The Obama administration has been hovering around this one for a while now, and obviously found their perfect moment to pull the trigger, literally. Glenn Greenwald on the newly emboldened Obama administration's assassination attempt this Friday, whose target was American citizen Anwar al-Awlaki, who, it should be noted, has never been accused of carrying out any acts of violence, but merely engaging in rhetoric that allegedly
inspires people to carry out violent acts:
"The attack does not appear to have killed Mr. Awlaki, the officials said, but may have killed operatives of Al Qaeda's affiliate in Yemen. "
"The other people killed "may have" been Al Qaeda operatives. Or they "may not have" been. Who cares? They're mere collateral damage on the glorious road to ending the life of this American citizen without due process (and pointing out that the Fifth Amendment to the U.S. Constitution expressly guarantees that "no person shall be deprived of life without due process of law" -- and provides no exception for war -- is the sort of tedious legalism that shouldn't interfere with the excitement of drone strikes).
"There are certain civil liberties debates where, even though I hold strong opinions, I can at least understand the reasoning and impulses of those who disagree; the killing of bin Laden was one such instance. But the notion that the President has the power to order American citizens assassinated without an iota of due process -- far from any battlefield, not during combat -- is an idea so utterly foreign to me, so far beyond the bounds of what is reasonable, that it's hard to convey in words or treat with civility.
"How do you even engage someone in rational discussion who is willing to assume that their fellow citizen is guilty of being a Terrorist without seeing evidence for it, without having that evidence tested, without giving that citizen a chance to defend himself -- all because the President declares it to be so? "I know Awlaki, my fellow citizen, is a Terrorist and he deserves to die.
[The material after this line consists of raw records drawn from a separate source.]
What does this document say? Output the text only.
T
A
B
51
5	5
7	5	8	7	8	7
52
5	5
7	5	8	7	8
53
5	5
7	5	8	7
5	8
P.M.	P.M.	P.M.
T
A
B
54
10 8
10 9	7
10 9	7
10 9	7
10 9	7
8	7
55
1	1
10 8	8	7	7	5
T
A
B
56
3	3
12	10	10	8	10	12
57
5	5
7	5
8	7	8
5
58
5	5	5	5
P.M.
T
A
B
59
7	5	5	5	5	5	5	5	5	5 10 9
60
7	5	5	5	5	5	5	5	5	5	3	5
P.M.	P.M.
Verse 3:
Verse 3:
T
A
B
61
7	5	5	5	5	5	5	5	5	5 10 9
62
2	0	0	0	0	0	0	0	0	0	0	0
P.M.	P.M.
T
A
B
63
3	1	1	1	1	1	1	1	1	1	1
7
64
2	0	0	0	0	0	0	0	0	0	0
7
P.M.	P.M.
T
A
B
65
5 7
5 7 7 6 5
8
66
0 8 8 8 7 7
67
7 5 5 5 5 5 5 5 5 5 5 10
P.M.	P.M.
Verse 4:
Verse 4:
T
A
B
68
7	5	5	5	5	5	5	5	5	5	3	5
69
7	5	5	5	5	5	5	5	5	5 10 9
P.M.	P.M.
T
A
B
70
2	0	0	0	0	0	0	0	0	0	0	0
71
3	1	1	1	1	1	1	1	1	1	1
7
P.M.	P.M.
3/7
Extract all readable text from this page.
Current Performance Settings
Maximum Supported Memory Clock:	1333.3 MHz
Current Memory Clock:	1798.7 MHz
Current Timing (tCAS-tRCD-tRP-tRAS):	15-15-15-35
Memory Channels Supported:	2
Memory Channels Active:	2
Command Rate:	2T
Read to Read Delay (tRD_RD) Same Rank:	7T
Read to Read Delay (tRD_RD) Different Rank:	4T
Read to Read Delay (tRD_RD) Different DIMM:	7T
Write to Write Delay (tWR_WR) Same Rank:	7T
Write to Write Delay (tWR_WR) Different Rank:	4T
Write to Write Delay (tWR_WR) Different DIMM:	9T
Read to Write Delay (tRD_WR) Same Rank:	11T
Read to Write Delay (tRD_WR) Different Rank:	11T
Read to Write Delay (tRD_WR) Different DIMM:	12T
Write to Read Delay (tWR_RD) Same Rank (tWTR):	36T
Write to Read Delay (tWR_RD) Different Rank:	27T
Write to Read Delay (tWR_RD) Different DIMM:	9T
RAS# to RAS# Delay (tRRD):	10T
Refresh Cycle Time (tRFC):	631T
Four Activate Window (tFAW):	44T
Why? Because the President decreed that, and that's good enough for me. Trials are so pre-9/11." If someone is willing to dutifully click their heels and spout definitively authoritarian anthems like that, imagine how impervious to reason they are on these issues."
"What's most striking about this is how it relates to the controversies during the Bush years. One of the most strident attacks from the Democrats on Bush was that he wanted to eavesdrop on Americans without warrants. One of the first signs of Bush/Cheney radicalism was what they did to Jose Padilla: assert the power to imprison this American citizen without charges. Yet here you have Barack Obama asserting the power not to eavesdrop on Americans or detain them without charges -- but to target them for killing without charges -- and that, to many of his followers, is perfectly acceptable. It's a "horrific shredding of the Constitution" and an act of grave lawlessness for Bush to eavesdrop on or detain Americans without any due process; but it's an act of great nobility when Barack Obama ends their lives without any due process."
With regard to Greenwald's last point, I think there are two ways to interpret this (at least). The obvious one is that the vast majority of Democrats will support anything that is done by a Democratic president. This is a fact. A second point that Glenn fails to consider however is the "otherness" of Anwar al-Awlaki. Warrantless wiretapping is something that could happen to any American ("Hey, wait, that means me!"), and is therefore much more likely to incite widespread public outcry than an attempt on the life of someone with links to Al-Queda who preaches radical Islam and is named Anwar. Even after Barack Obama was elected President of this country there was/is a large faction that weren't even capable of accepting he was a fellow citizen.
My heart dropped as soon as I read the title to
this post, as it confirms the fears Glenn laid out in his post I quoted here last week, fears I shared. Those who were writing in the wake of bin Laden's killing that this may signal the end of the War on Terror were being incredibly naive. What bin Laden's killing much more likely signified was the setting of a new precedent of what the president could get away with, or, optimistically, the establishment of "grace period" during which no patriotic US citizen will pay even the minimal amount of attention they're normally willing to begrudgingly give to US actions abroad because they don't want their buzz killed. And, as Glenn notes, if this is the new bar for what is acceptable, what could there possibly be that is not? The President sending American troops to war without Congressional approval? Oh, whoops. I forgot.